WE intuitively understand, and scientific studies confirm, that if a woman experiences stress during her pregnancy, it can affect the health of her baby. But what about stress that a woman experiences before getting pregnant — perhaps long before?

It may seem unlikely that the effects of such stress could be directly transmitted to the child. After all, stress experienced before pregnancy is not part of a mother’s DNA, nor does it overlap with the nine months of fetal development.

Nonetheless, it is undeniable that stress experienced during a person’s lifetime is often correlated with stress-related problems in that person’s offspring — and even in the offspring’s offspring. Perhaps the best-studied example is that of the children and grandchildren of Holocaust survivors. Research shows that survivors’ children have greater-than-average chances of having stress-related psychiatric illnesses like post-traumatic stress disorder, even without being exposed to higher levels of stress in their own lives.

Similar correlations are found in other populations. Studies suggest that genocides in Rwanda, Nigeria, Cambodia, Armenia and the former Yugoslavia have brought about distinct psychopathological symptoms in the offspring of survivors.

What explains this pattern? Does trauma lead to suboptimal parenting, which leads to abnormal behavior in children, which later affects their own parenting style? Or can you biologically inherit the effects of your parents’ stress, after all?

It may be the latter. In a study that I, together with my colleagues Hiba Zaidan and Micah Leshem, recently published in the journal Biological Psychiatry, we found that a relatively mild form of stress in female rats, before pregnancy, affected their offspring in a way that appeared to be unrelated to parental care.

When rats or mice are put under duress, particularly during early development, their second and third generation offspring exhibit behavioral irregularities. Studies have shown that stress to male mice — which are minimally involved in their offspring’s care — also affects their offspring’s behavior, suggesting that “parenting style” is not the issue.

For our study, we looked at adolescent female rats that went through a mild stress procedure for seven days. Two weeks later, these rats and their nonstressed controls were mated with nonstressed male rats. Our study confirmed that there were indeed behavioral differences between the adult progeny of stressed and nonstressed females, particularly in tests of emotional and exploratory behavior.

How was this stress effect transmitted? We focused on a gene that encodes a molecule involved in the body’s response to stress. Unsurprisingly, we detected larger amounts of the molecular product of this gene in the brains of the previously stressed female rats than in the nonstressed controls. But we also found that this molecular product was present in the ova, or eggs, of the stressed females in significantly increased concentrations.

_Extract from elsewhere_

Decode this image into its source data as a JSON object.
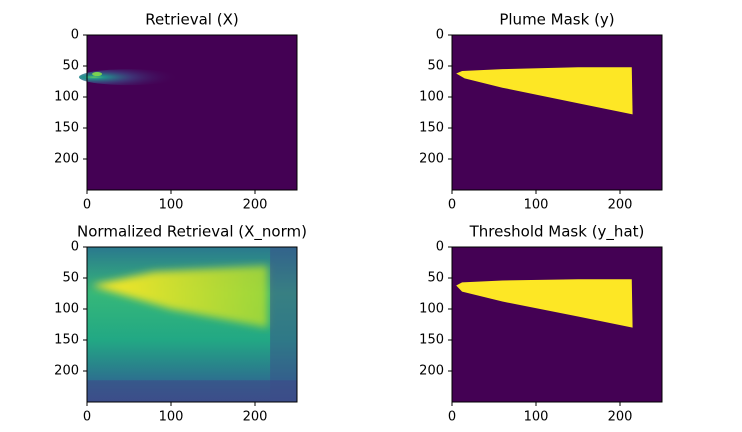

Traditionally, scientists have understood that the ova transfer only genetic information (that is, DNA) from parent to child. But our hunch was that the ova were also transferring “soft-wired” information — specifically, information about the stress experience — by way of the molecule coded by the gene. And indeed, we found that at birth, the offspring of stressed female rats already had more of this same molecular product in their brains than did the offspring of controls. This suggested that they may have “inherited” the effect of their mothers’ stress.

An additional and unexpected finding of our research was that the expression of the gene in adult offspring did not depend on maternal stress alone, but was also influenced by the stress the offspring themselves experienced. It also differed between males and females.

Our findings suggest that some stress-related changes in newborn rats are unrelated to maternal care. The emerging field of epigenetics, which attempts to understand how information not coded by the DNA sequence is inherited, may be able to explain exactly how this happens.

Many psychiatric illnesses, including post-traumatic stress disorder and schizophrenia, are related to stress. Hopefully, a better understanding of the transgenerational effects of stress will improve the prediction, diagnosis and treatment of human illnesses.